The Initiation Of Power
Whatever the Holy Spirit was at the first, He is that now, for as God, He remains forever the same. … We would greatly grieve the Holy Spirit if we supposed that His might was less today than in the beginning. …
If at the commencement of the gospel we behold the Holy Spirit working great signs and wonders, may we not expect a continuance of and, if anything, increased displays of His power as the ages roll on? …

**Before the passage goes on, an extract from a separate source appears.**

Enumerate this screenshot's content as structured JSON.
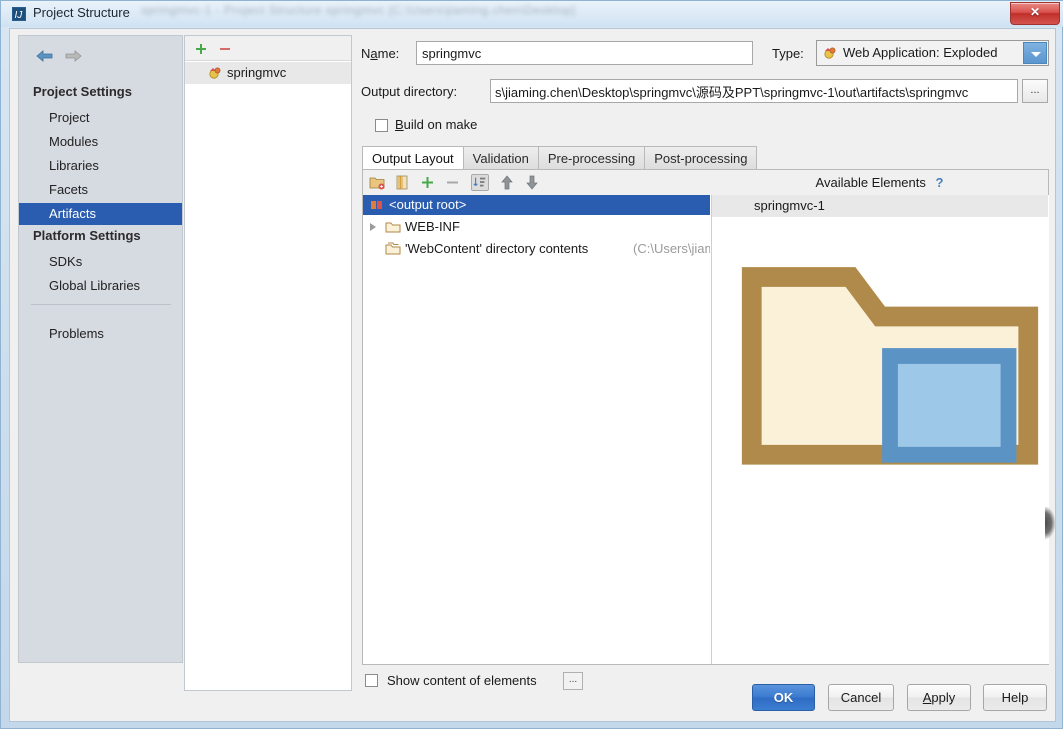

It ought not to be forgotten that Pentecost was the feast of firstfruits. It was the time when the first ears of ripe corn were offered to God. If, then, at the commencement of the gospel harvest we see so plainly the power of the Holy Spirit, may we not most properly expect infinitely more as the harvest advances and, most of all, when the most numerous sheaves will be gathered? May we not conclude that if the Pentecost was thus marvelous, the actual harvest will be still more wonderful?
From Pentecostal Wind And Fire
When Jesus was approaching the Cross, He gathered His disciples together to tell them what was coming. One of the assurances He gave His followers was this: “I assure you, most solemnly I tell you, if anyone steadfastly believes in Me, he will himself be able to do the things that I do; and he will do even greater things than these, because I go to the Father” (John 14:12).
The empowering force for these “greater things” would be the Holy Spirit indwelling the Christian (Matthew 3:11; Luke 24:49; Acts 1:8, 2:1-4).
Pentecost wasn’t the culmination, it was the initiation.
Pentecost was the launching point for followers of Jesus to be filled with dunamis power that would enable them to go into all the world and preach the gospel, and to have signs and wonders follow to confirm the preaching of the Word.
As Spurgeon said, we greatly grieve the Holy Spirit when we attempt to put Him in a box as to what He can or can’t do today, or if we try to limit Him to one era of long-past history. The Holy Spirit is as vital for a Christian today as He was on that Pentecost Sunday described in Acts 2!